CLIL

Onderzoek naar de impact van Content and Language Integrated Learning (CLIL) geeft op vele vlakken aan dat er een positief effect is. Zo wordt o.a. aangetoond dat CLIL-leerlingen beter scoren qua beheersing van de doeltaal (Admiraal et al, 2006; Lorenzo et al,2010). Wanneer het aankomt op de beheersing van de vakinhouden, komen ofwel positieve ofwel neutrale resultaten naar boven (Admiraal et al, 2006; Seikkula Leino, 2007; Van de Craen et al, 2007; Jäppinen, 2005). Op het gebied van schoolse motivatie zou CLIL eveneens een positief effect hebben (Merisuo-Storm, 2007). Het is echter zo dat er in Vlaanderen nog maar weinig gegevens beschikbaar zijn in welke mate deze bevindingen ook in onze contreien gevonden worden.
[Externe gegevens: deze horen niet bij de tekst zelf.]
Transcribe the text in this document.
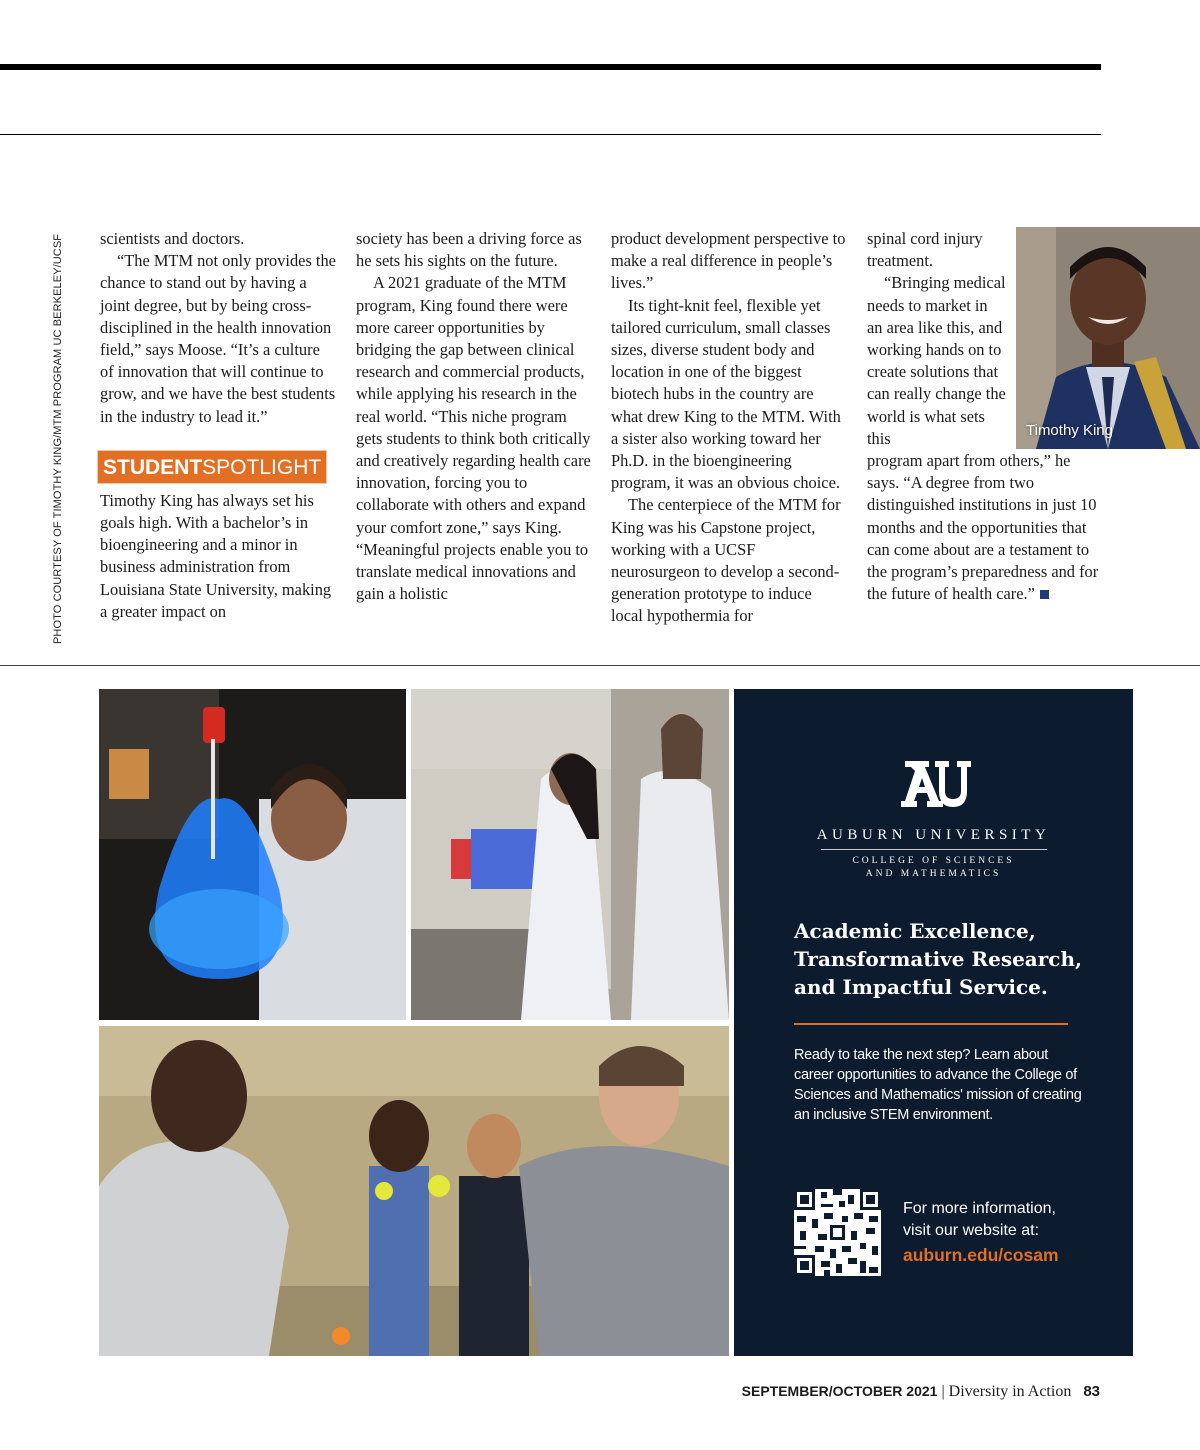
PHOTO COURTESY OF TIMOTHY KING/MTM PROGRAM UC BERKELEY/UCSF scientists and doctors.

“The MTM not only provides the chance to stand out by having a joint degree, but by being cross-disciplined in the health innovation field,” says Moose. “It’s a culture of innovation that will continue to grow, and we have the best students in the industry to lead it.”

STUDENTSPOTLIGHT

Timothy King has always set his goals high. With a bachelor’s in bioengineering and a minor in business administration from Louisiana State University, making a greater impact on

society has been a driving force as he sets his sights on the future.

A 2021 graduate of the MTM program, King found there were more career opportunities by bridging the gap between clinical research and commercial products, while applying his research in the real world. “This niche program gets students to think both critically and creatively regarding health care innovation, forcing you to collaborate with others and expand your comfort zone,” says King. “Meaningful projects enable you to translate medical innovations and gain a holistic

product development perspective to make a real difference in people’s lives.”

Its tight-knit feel, flexible yet tailored curriculum, small classes sizes, diverse student body and location in one of the biggest biotech hubs in the country are what drew King to the MTM. With a sister also working toward her Ph.D. in the bioengineering program, it was an obvious choice.

The centerpiece of the MTM for King was his Capstone project, working with a UCSF neurosurgeon to develop a second-generation prototype to induce local hypothermia for

spinal cord injury treatment.

“Bringing medical needs to market in an area like this, and working hands on to create solutions that can really change the world is what sets this

program apart from others,” he says. “A degree from two distinguished institutions in just 10 months and the opportunities that can come about are a testament to the program’s preparedness and for the future of health care.”

Timothy King
AUBURN UNIVERSITY
COLLEGE OF SCIENCES
AND MATHEMATICS
Academic Excellence, Transformative Research, and Impactful Service.
Ready to take the next step? Learn about career opportunities to advance the College of Sciences and Mathematics' mission of creating an inclusive STEM environment.
For more information,
visit our website at:
auburn.edu/cosam
SEPTEMBER/OCTOBER 2021 | Diversity in Action 83
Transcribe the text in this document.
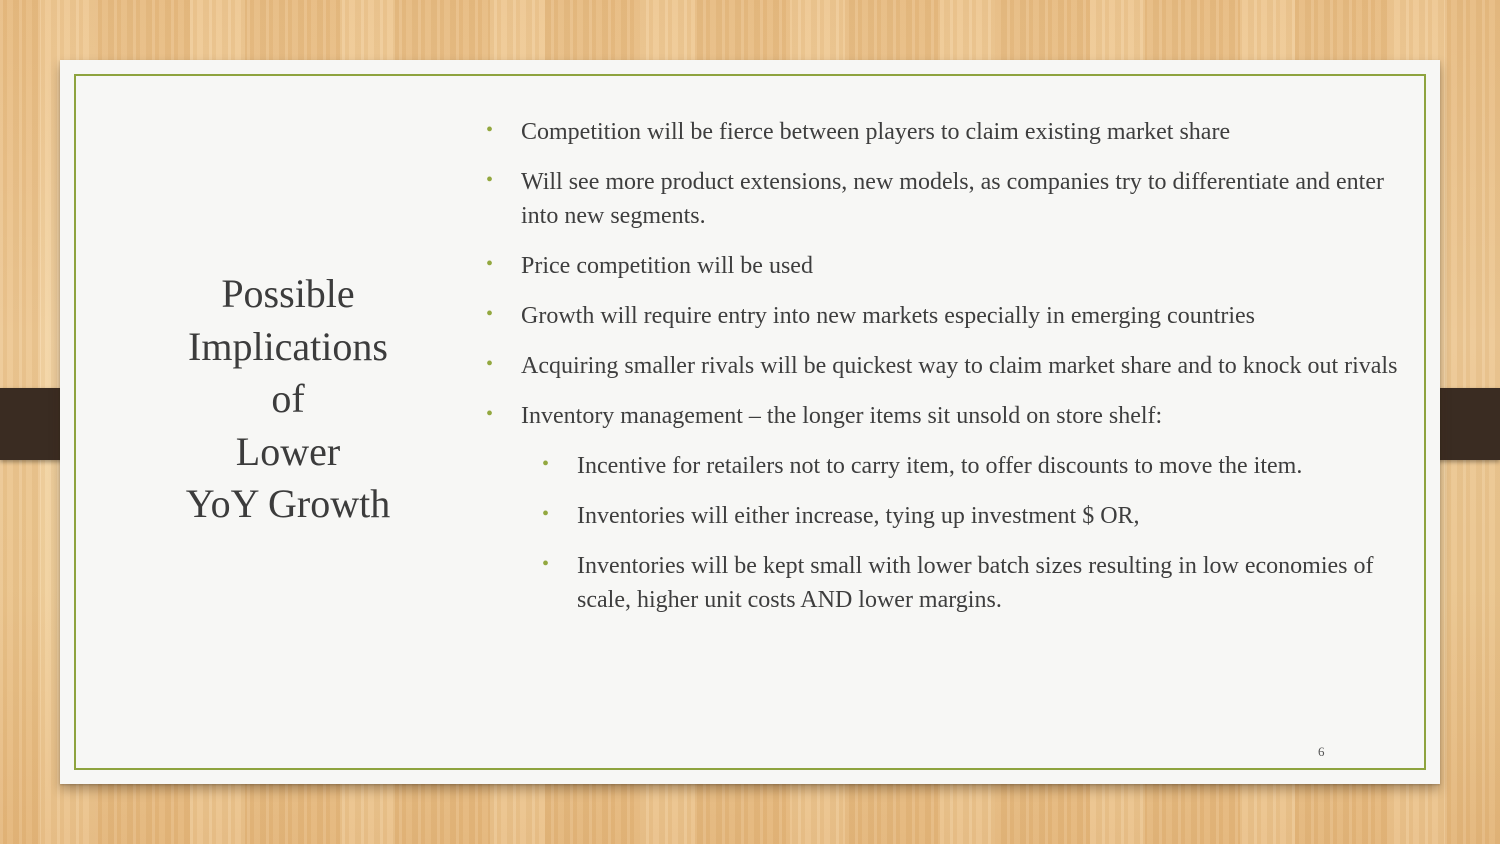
Possible
Implications
of
Lower
YoY Growth

• Competition will be fierce between players to claim existing market share

• Will see more product extensions, new models, as companies try to differentiate and enter into new segments.

• Price competition will be used

• Growth will require entry into new markets especially in emerging countries

• Acquiring smaller rivals will be quickest way to claim market share and to knock out rivals

• Inventory management – the longer items sit unsold on store shelf:

• Incentive for retailers not to carry item, to offer discounts to move the item.

• Inventories will either increase, tying up investment $ OR,

• Inventories will be kept small with lower batch sizes resulting in low economies of scale, higher unit costs AND lower margins.

6
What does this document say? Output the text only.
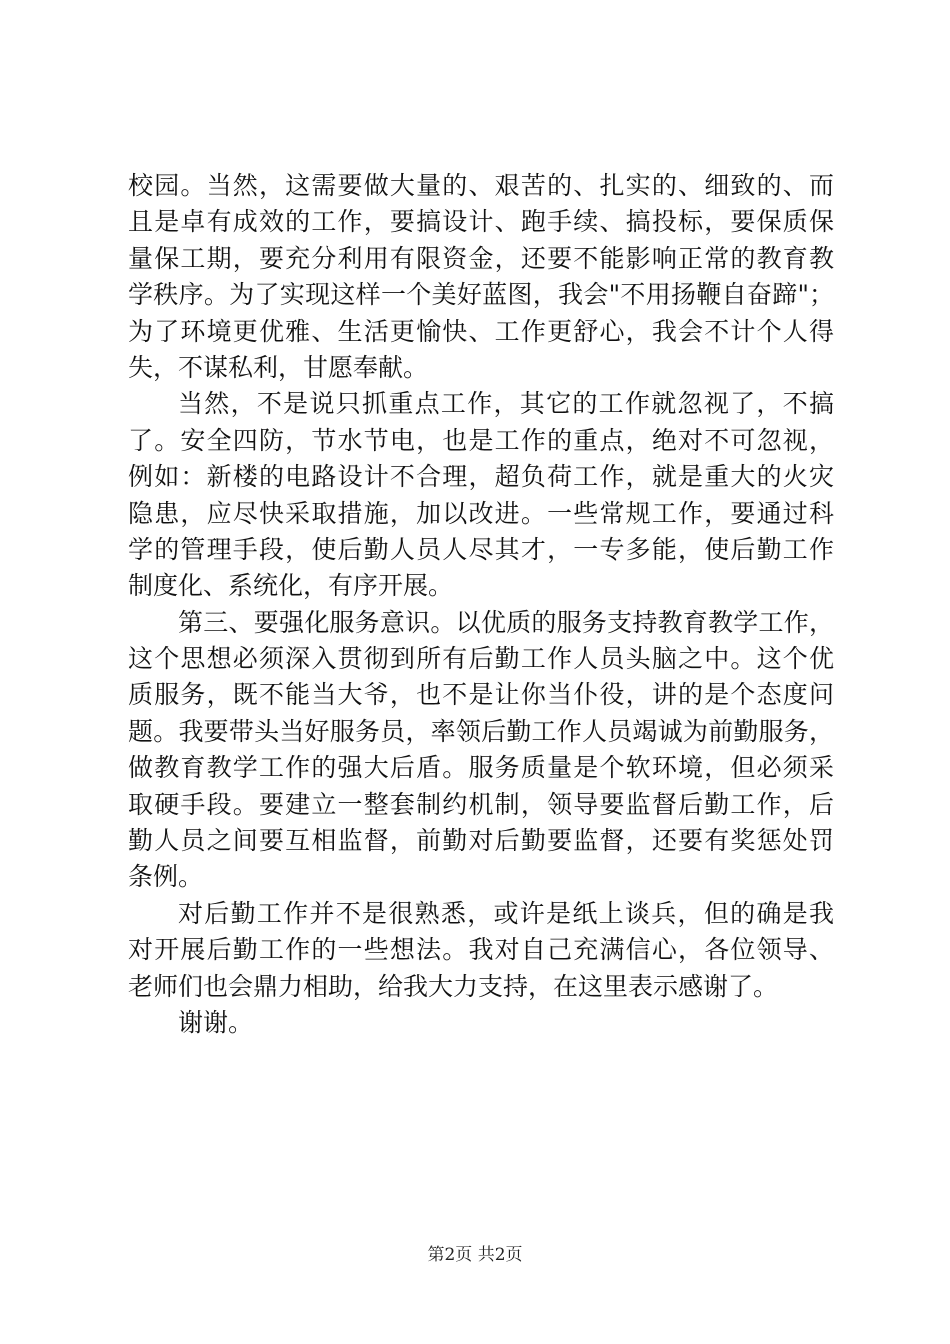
校园。当然，这需要做大量的、艰苦的、扎实的、细致的、而
且是卓有成效的工作，要搞设计、跑手续、搞投标，要保质保
量保工期，要充分利用有限资金，还要不能影响正常的教育教
学秩序。为了实现这样一个美好蓝图，我会"不用扬鞭自奋蹄"；
为了环境更优雅、生活更愉快、工作更舒心，我会不计个人得
失，不谋私利，甘愿奉献。
当然，不是说只抓重点工作，其它的工作就忽视了，不搞
了。安全四防，节水节电，也是工作的重点，绝对不可忽视，
例如：新楼的电路设计不合理，超负荷工作，就是重大的火灾
隐患，应尽快采取措施，加以改进。一些常规工作，要通过科
学的管理手段，使后勤人员人尽其才，一专多能，使后勤工作
制度化、系统化，有序开展。
第三、要强化服务意识。以优质的服务支持教育教学工作，
这个思想必须深入贯彻到所有后勤工作人员头脑之中。这个优
质服务，既不能当大爷，也不是让你当仆役，讲的是个态度问
题。我要带头当好服务员，率领后勤工作人员竭诚为前勤服务，
做教育教学工作的强大后盾。服务质量是个软环境，但必须采
取硬手段。要建立一整套制约机制，领导要监督后勤工作，后
勤人员之间要互相监督，前勤对后勤要监督，还要有奖惩处罚
条例。
对后勤工作并不是很熟悉，或许是纸上谈兵，但的确是我
对开展后勤工作的一些想法。我对自己充满信心，各位领导、
老师们也会鼎力相助，给我大力支持，在这里表示感谢了。
谢谢。
第2页 共2页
Het PWO-project ‘CLIL in Vlaanderen’ bracht hier al verandering in, aangezien dit het eerste wetenschappelijk onderzoek is naar de effecten van CLIL in Vlaanderen sinds de officiele introductie van CLIL in september 2014. Er zit echter wat ruis op de originele data van dit project, aangezien het project pas half september van start ging en de testontwikkeling pas af was eind oktober, waardoor de nulmeting pas in november van start kon gaan. Omdat er daardoor niet van een echte nulmeting kan gesproken worden, beslisten de onderzoekers om in het tweede jaar van het project een extra groep leerlingen te testen. Op deze manier was het wel mogelijk om een groep leerlingen vanaf het absolute begin op te volgen. Deze extra data moeten echter nog geanalyseerd worden en zijn cruciaal om te kunnen vaststellen of er ook in Vlaanderen een zogenaamd CLIL-effect gevonden kan worden. Het CLIL-effect is namelijk het verschil in leerwinst dat gevonden wordt tussen CLIL en niet-CLIL leerlingen. Nagaan of er van dit zogenaamde CLIL-effect sprake is in Vlaanderen, is meteen ook de eerste doelstelling van dit project (via de verwerking van de extra data verworven in het PWO-project ‘CLIL in Vlaanderen’).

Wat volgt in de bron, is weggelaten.